Ciò non toglie che la maggioranza (74,7%) dei professionisti intervistati siano convinti che la figura del Data Protection Officer abbia molto peso per gestire efficacemente criticità ed emergenze, specialmente quando il professionista incaricato ha competenze trasversali (68,4%) comprendenti la conoscenza della normativa giuridica, gli skills informatici, e le capacità organizzative. Per la cronaca, uno su tre (30,7%) vede il pericolo nei malfunzionamenti di strumenti informatici o dei sistemi di intelligenza artificiale che comportano decisioni automatizzate, e nel cattivo operato di un fornitore esterno (29,7%), come ad esempio può essere un internet provider o una società spedizioni a cui vengono affidati i dati dell’azienda.
Per prepararsi ad affrontare criticità e situazioni di emergenza sulla protezione dei dati, Federprivacy ha organizzato anche un corso.

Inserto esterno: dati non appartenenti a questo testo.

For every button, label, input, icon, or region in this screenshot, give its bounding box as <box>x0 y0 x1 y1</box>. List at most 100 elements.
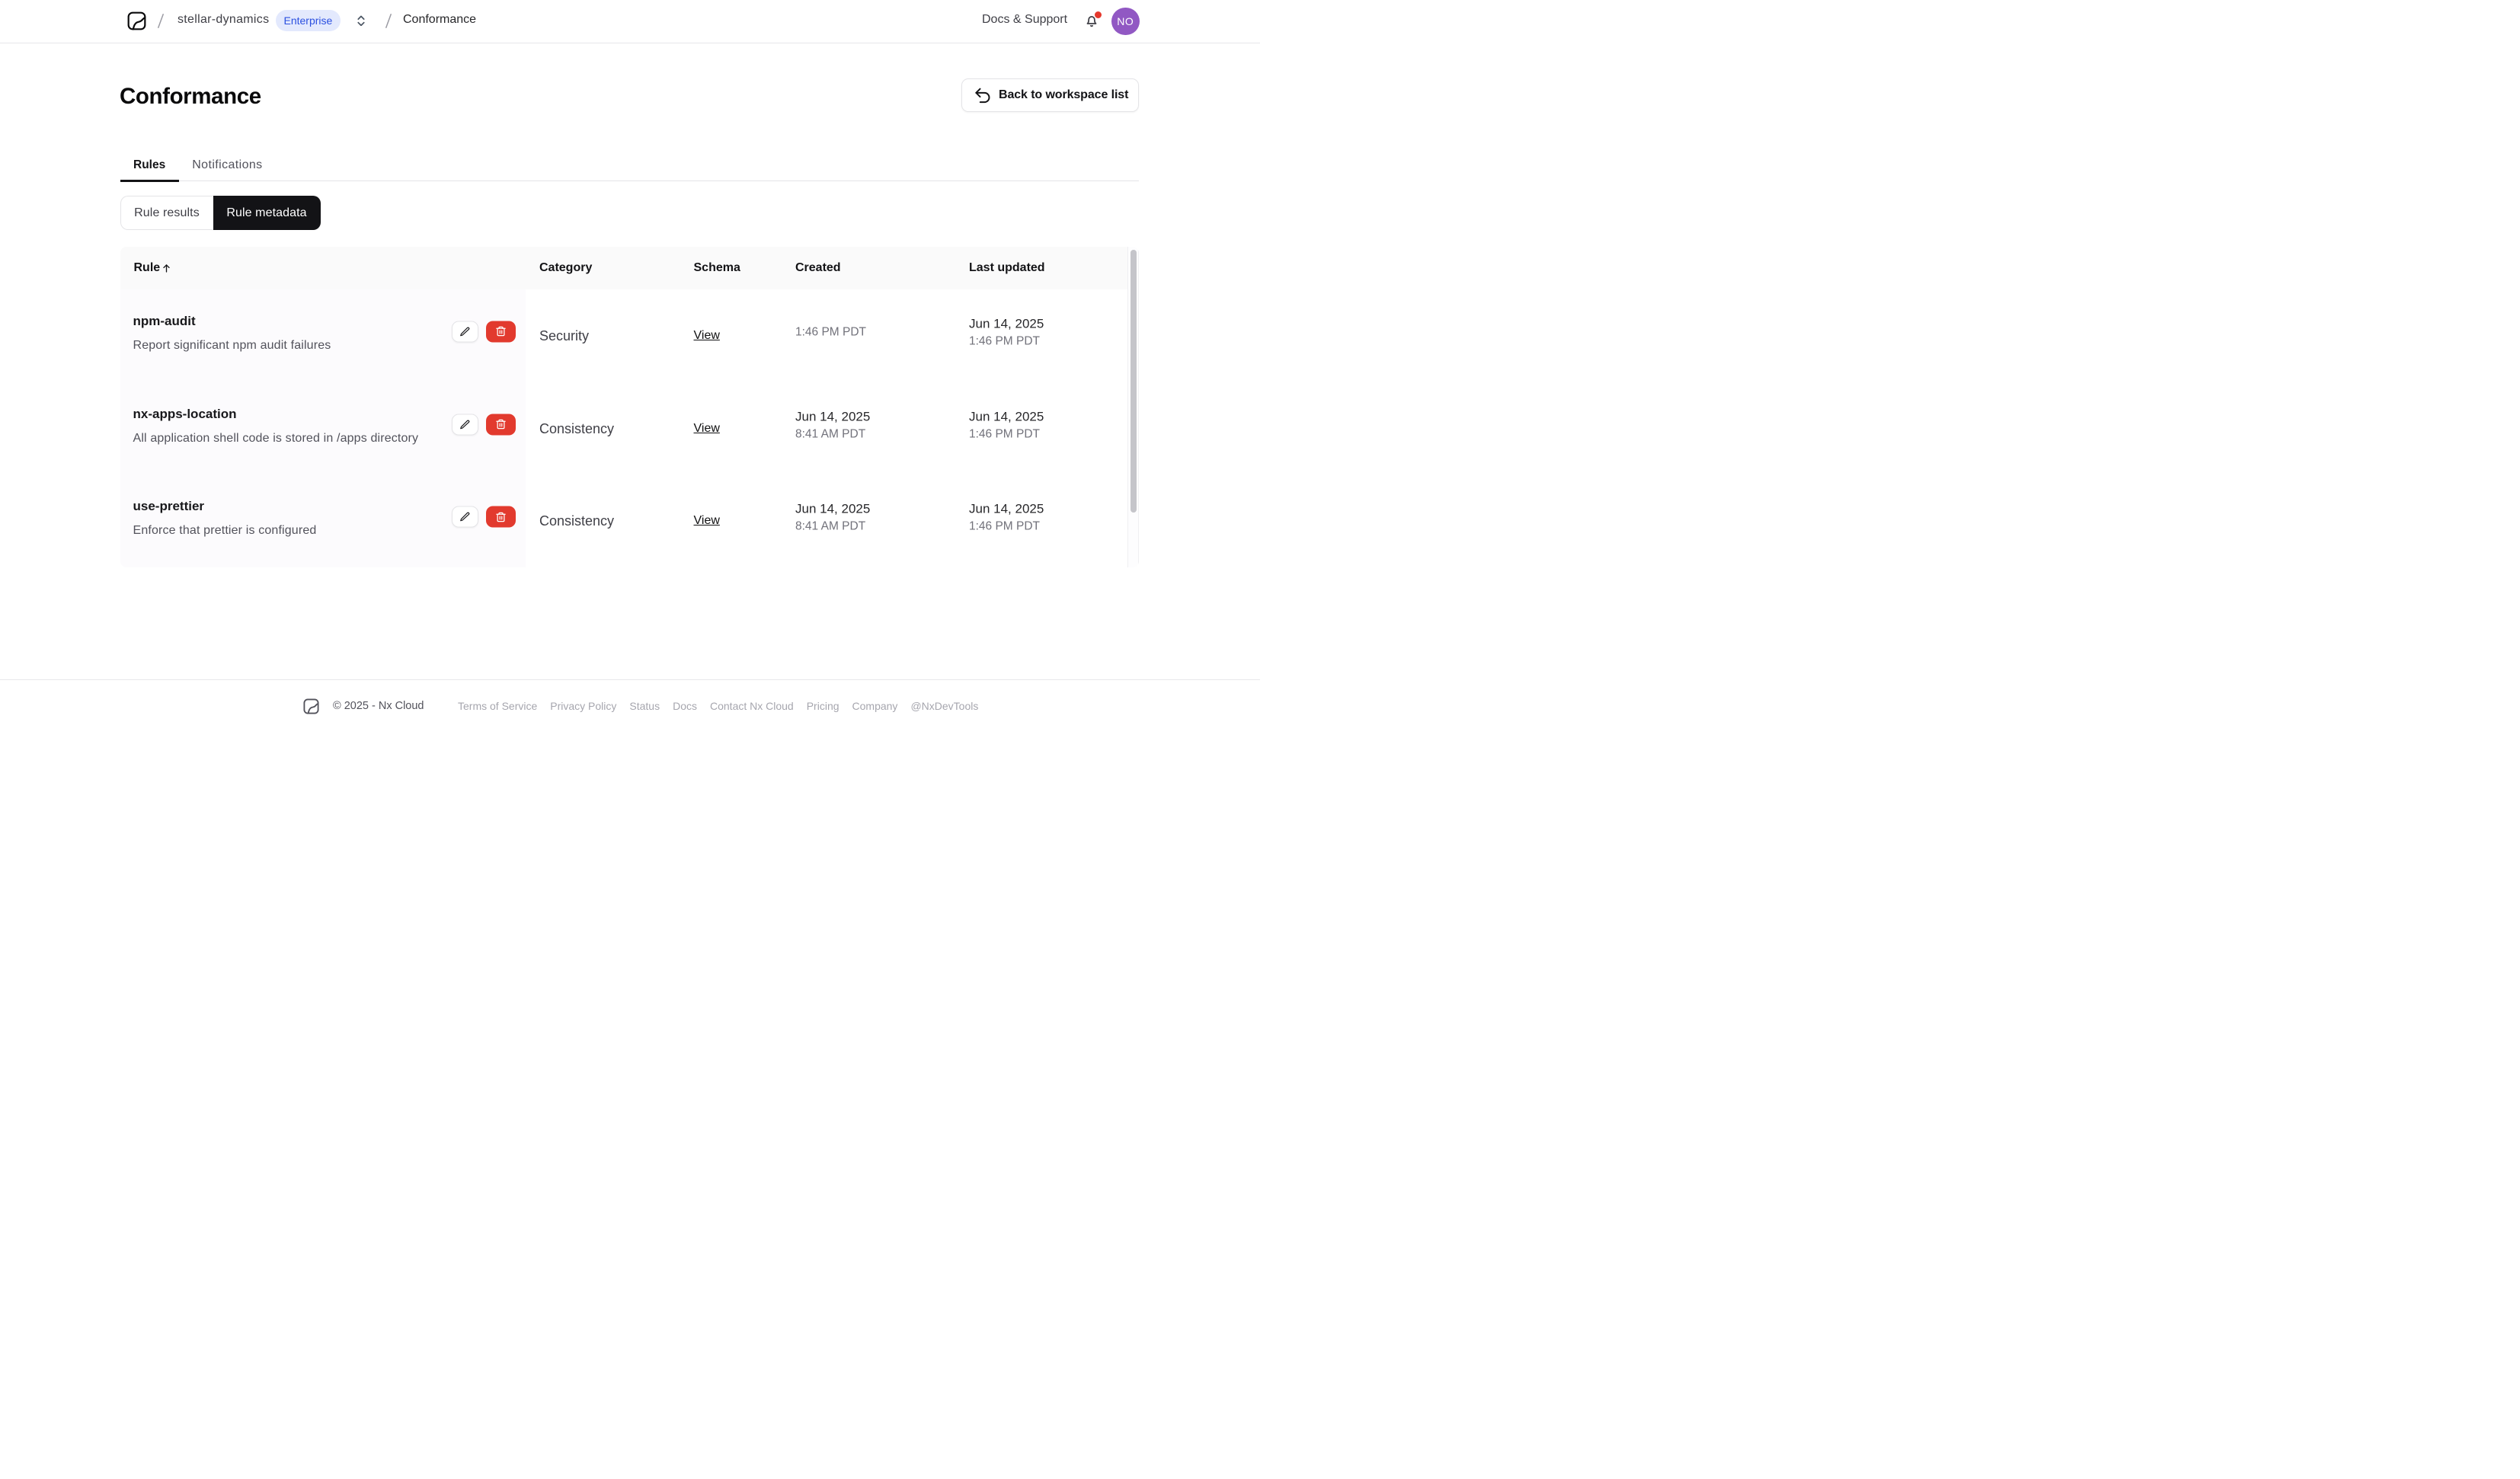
column-header-label: Category <box>539 261 593 274</box>
created-cell: Jun 14, 2025 8:41 AM PDT <box>782 471 955 564</box>
breadcrumb-separator-icon <box>383 13 394 29</box>
column-header-label: Schema <box>693 261 740 274</box>
schema-cell: View <box>680 289 782 382</box>
view-schema-link[interactable]: View <box>694 327 720 345</box>
sort-ascending-arrow-icon <box>163 264 170 273</box>
table-scrollbar-track[interactable] <box>1127 247 1139 567</box>
table-scrollbar-thumb[interactable] <box>1130 250 1137 513</box>
updated-time: 1:46 PM PDT <box>969 519 1041 533</box>
footer-links: Terms of Service Privacy Policy Status D… <box>458 700 978 712</box>
tab-label: Rules <box>133 158 166 171</box>
rule-cell: nx-apps-location All application shell c… <box>120 382 526 475</box>
created-time: 1:46 PM PDT <box>795 325 867 339</box>
created-cell: 1:46 PM PDT <box>782 286 955 379</box>
undo-arrow-icon <box>975 88 990 103</box>
delete-rule-button[interactable] <box>485 414 516 436</box>
delete-rule-button[interactable] <box>485 506 516 528</box>
footer-link-pricing[interactable]: Pricing <box>807 700 839 712</box>
column-header-label: Rule <box>133 261 161 274</box>
column-header-created[interactable]: Created <box>782 261 955 275</box>
last-updated-cell: Jun 14, 2025 1:46 PM PDT <box>955 286 1127 379</box>
docs-support-link[interactable]: Docs & Support <box>982 13 1067 27</box>
row-actions <box>451 506 516 528</box>
footer-link-privacy[interactable]: Privacy Policy <box>550 700 616 712</box>
footer: © 2025 - Nx Cloud Terms of Service Priva… <box>0 679 1260 740</box>
segment-rule-metadata[interactable]: Rule metadata <box>213 196 321 230</box>
back-button-label: Back to workspace list <box>999 88 1129 101</box>
updated-date: Jun 14, 2025 <box>969 409 1044 424</box>
breadcrumb-separator-icon <box>155 13 166 29</box>
nx-cloud-footer-logo-icon[interactable] <box>302 698 319 714</box>
rule-cell: use-prettier Enforce that prettier is co… <box>120 474 526 567</box>
updated-date: Jun 14, 2025 <box>969 316 1044 331</box>
notification-dot <box>1094 11 1102 18</box>
workspace-switcher-chevrons-icon[interactable] <box>357 15 366 27</box>
segment-label: Rule results <box>134 206 200 219</box>
column-header-schema[interactable]: Schema <box>680 261 782 275</box>
rule-view-segmented-control: Rule results Rule metadata <box>120 196 321 230</box>
edit-rule-button[interactable] <box>451 414 478 436</box>
footer-link-company[interactable]: Company <box>852 700 898 712</box>
category-text: Consistency <box>539 513 615 529</box>
edit-rule-button[interactable] <box>451 321 478 343</box>
footer-link-contact[interactable]: Contact Nx Cloud <box>710 700 794 712</box>
column-header-category[interactable]: Category <box>526 261 680 275</box>
row-actions <box>451 321 516 343</box>
enterprise-badge: Enterprise <box>276 10 341 31</box>
pencil-icon <box>460 420 470 429</box>
category-cell: Consistency <box>526 474 680 567</box>
page-title: Conformance <box>120 84 261 109</box>
trash-icon <box>496 327 506 337</box>
breadcrumb-workspace[interactable]: stellar-dynamics <box>177 13 269 27</box>
column-header-rule[interactable]: Rule <box>120 261 526 275</box>
breadcrumb-current-page[interactable]: Conformance <box>403 13 476 27</box>
top-navigation-bar: stellar-dynamics Enterprise Conformance … <box>0 0 1260 43</box>
avatar[interactable]: NO <box>1111 7 1140 35</box>
last-updated-cell: Jun 14, 2025 1:46 PM PDT <box>955 379 1127 471</box>
category-cell: Consistency <box>526 382 680 475</box>
nx-cloud-logo-icon[interactable] <box>127 11 146 30</box>
tab-notifications[interactable]: Notifications <box>179 149 276 181</box>
column-header-label: Created <box>795 261 841 274</box>
updated-date: Jun 14, 2025 <box>969 501 1044 516</box>
footer-link-docs[interactable]: Docs <box>673 700 697 712</box>
table-row: use-prettier Enforce that prettier is co… <box>120 474 1127 567</box>
table-row: nx-apps-location All application shell c… <box>120 382 1127 475</box>
rule-cell: npm-audit Report significant npm audit f… <box>120 289 526 382</box>
view-schema-link[interactable]: View <box>694 420 720 438</box>
row-actions <box>451 414 516 436</box>
column-header-label: Last updated <box>969 261 1045 274</box>
schema-cell: View <box>680 474 782 567</box>
column-header-last-updated[interactable]: Last updated <box>955 261 1127 275</box>
back-to-workspace-list-button[interactable]: Back to workspace list <box>961 78 1139 112</box>
trash-icon <box>496 512 506 522</box>
created-time: 8:41 AM PDT <box>795 519 866 533</box>
created-cell: Jun 14, 2025 8:41 AM PDT <box>782 379 955 471</box>
segment-rule-results[interactable]: Rule results <box>120 196 213 230</box>
tab-label: Notifications <box>192 158 263 171</box>
category-text: Security <box>539 327 590 343</box>
table-header-row: Rule Category Schema Created Last update… <box>120 247 1127 289</box>
tab-rules[interactable]: Rules <box>120 149 179 182</box>
delete-rule-button[interactable] <box>485 321 516 343</box>
category-text: Consistency <box>539 420 615 436</box>
updated-time: 1:46 PM PDT <box>969 334 1041 348</box>
schema-cell: View <box>680 382 782 475</box>
pencil-icon <box>460 512 470 522</box>
rule-metadata-table: Rule Category Schema Created Last update… <box>120 247 1139 567</box>
created-time: 8:41 AM PDT <box>795 427 866 441</box>
footer-link-nxdevtools[interactable]: @NxDevTools <box>910 700 978 712</box>
footer-link-terms[interactable]: Terms of Service <box>458 700 537 712</box>
segment-label: Rule metadata <box>226 206 307 219</box>
edit-rule-button[interactable] <box>451 506 478 528</box>
created-date: Jun 14, 2025 <box>795 409 871 424</box>
trash-icon <box>496 419 506 430</box>
table-row: npm-audit Report significant npm audit f… <box>120 289 1127 382</box>
copyright-text: © 2025 - Nx Cloud <box>333 700 424 712</box>
last-updated-cell: Jun 14, 2025 1:46 PM PDT <box>955 471 1127 564</box>
pencil-icon <box>460 327 470 337</box>
view-schema-link[interactable]: View <box>694 512 720 530</box>
created-date: Jun 14, 2025 <box>795 501 871 516</box>
tab-bar: Rules Notifications <box>120 149 1139 182</box>
footer-link-status[interactable]: Status <box>629 700 660 712</box>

Tra le misure da adottare per correre ai ripari per gestire dovutamente (e se possibile prevenire) le situazioni emergenziali, il 67,9% dei professionisti intervistati pensano che sia necessario curare la propria formazione anche per ciò che riguarda casi complessi ed emergenze, e più della metà (55,3%) avverte la necessità di acquisire specifiche conoscenze nel campo della cybersecurity, sensibilizzando poi anche i colleghi e lo stesso management sui rischi che incombono sui dati, anche se in modo apparentemente contradditorio l’87% dei DPO non pensa che sia opportuno prendersi del tempo per studiare manuali e testi che affrontano tali temi sul piano teorico. Nelle strategie operative invece, due terzi (64,6%) ritengono che sia opportuno mettere a punto delle procedure efficaci che contemplino anche gli eventi critici imprevisti, organizzando audit specifici che contemplino anche la gestione delle emergenze.

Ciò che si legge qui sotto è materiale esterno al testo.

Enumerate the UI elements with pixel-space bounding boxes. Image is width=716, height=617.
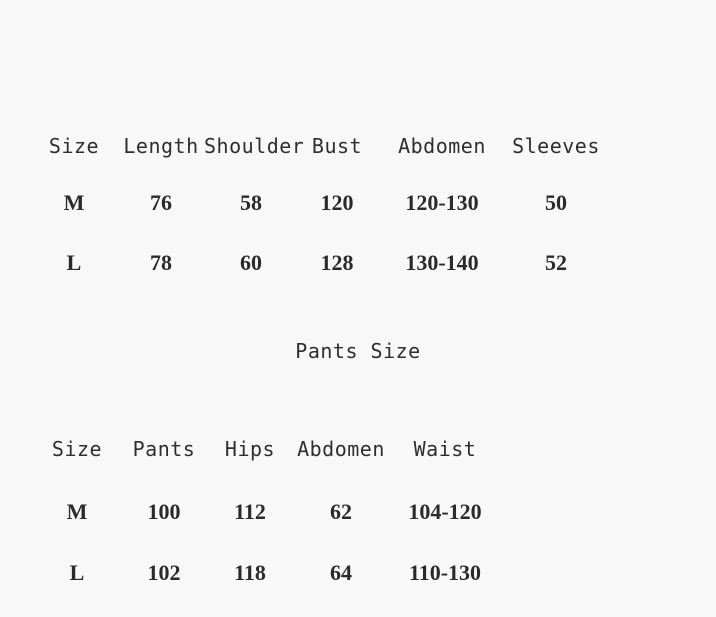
pants-cell-waist: 110-130 bbox=[408, 560, 482, 585]
top-cell-shoulder: 60 bbox=[240, 250, 262, 275]
top-cell-abdomen: 130-140 bbox=[405, 250, 479, 275]
pants-header-abdomen: Abdomen bbox=[297, 437, 385, 461]
table-row: M 100 112 62 104-120 bbox=[0, 499, 716, 525]
pants-cell-hips: 118 bbox=[234, 560, 266, 585]
top-header-sleeves: Sleeves bbox=[512, 134, 600, 158]
top-cell-bust: 120 bbox=[320, 190, 354, 215]
top-table-header-row: Size Length Shoulder Bust Abdomen Sleeve… bbox=[0, 134, 716, 158]
top-cell-bust: 128 bbox=[320, 250, 354, 275]
size-chart: Size Length Shoulder Bust Abdomen Sleeve… bbox=[0, 0, 716, 617]
top-cell-size: M bbox=[63, 190, 85, 215]
top-header-abdomen: Abdomen bbox=[398, 134, 486, 158]
pants-size-title: Pants Size bbox=[295, 339, 421, 363]
pants-cell-pants: 102 bbox=[147, 560, 181, 585]
table-row: L 102 118 64 110-130 bbox=[0, 560, 716, 586]
top-header-length: Length bbox=[123, 134, 199, 158]
pants-header-hips: Hips bbox=[224, 437, 276, 461]
pants-header-size: Size bbox=[51, 437, 103, 461]
pants-cell-size: M bbox=[66, 499, 88, 524]
pants-cell-abdomen: 62 bbox=[330, 499, 352, 524]
top-cell-abdomen: 120-130 bbox=[405, 190, 479, 215]
top-header-size: Size bbox=[48, 134, 100, 158]
top-cell-sleeves: 52 bbox=[545, 250, 567, 275]
pants-cell-abdomen: 64 bbox=[330, 560, 352, 585]
pants-table-header-row: Size Pants Hips Abdomen Waist bbox=[0, 437, 716, 461]
top-cell-sleeves: 50 bbox=[545, 190, 567, 215]
table-row: M 76 58 120 120-130 50 bbox=[0, 190, 716, 216]
pants-cell-hips: 112 bbox=[234, 499, 266, 524]
pants-header-waist: Waist bbox=[413, 437, 477, 461]
pants-cell-size: L bbox=[69, 560, 85, 585]
top-cell-shoulder: 58 bbox=[240, 190, 262, 215]
pants-header-pants: Pants bbox=[132, 437, 196, 461]
top-cell-length: 76 bbox=[150, 190, 172, 215]
top-header-shoulder: Shoulder bbox=[204, 134, 305, 158]
top-header-bust: Bust bbox=[311, 134, 363, 158]
pants-cell-waist: 104-120 bbox=[408, 499, 482, 524]
table-row: L 78 60 128 130-140 52 bbox=[0, 250, 716, 276]
pants-cell-pants: 100 bbox=[147, 499, 181, 524]
top-cell-length: 78 bbox=[150, 250, 172, 275]
top-cell-size: L bbox=[66, 250, 82, 275]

Inoltre, per mettersi nelle condizioni per vincere la sfida delle sempre più frequenti criticità ed emergenze che deve affrontare, il 61,4% dei DPO desidererebbero contare su un team di colleghi competenti in materia di protezione dati, il 45,1% vorrebbero disporre anche di un supporto consulenziale specializzato, quasi la metà (46,9%) vorrebbero avere la possibilità di partecipare a percorsi formativi che ritiene opportuni per il suo ruolo, e il 64,1% aspirano a guadagnarsi quel filo diretto con i vertici aziendali che servirebbe loro per essere in grado di svolgere il proprio ruolo in modo realmente efficace.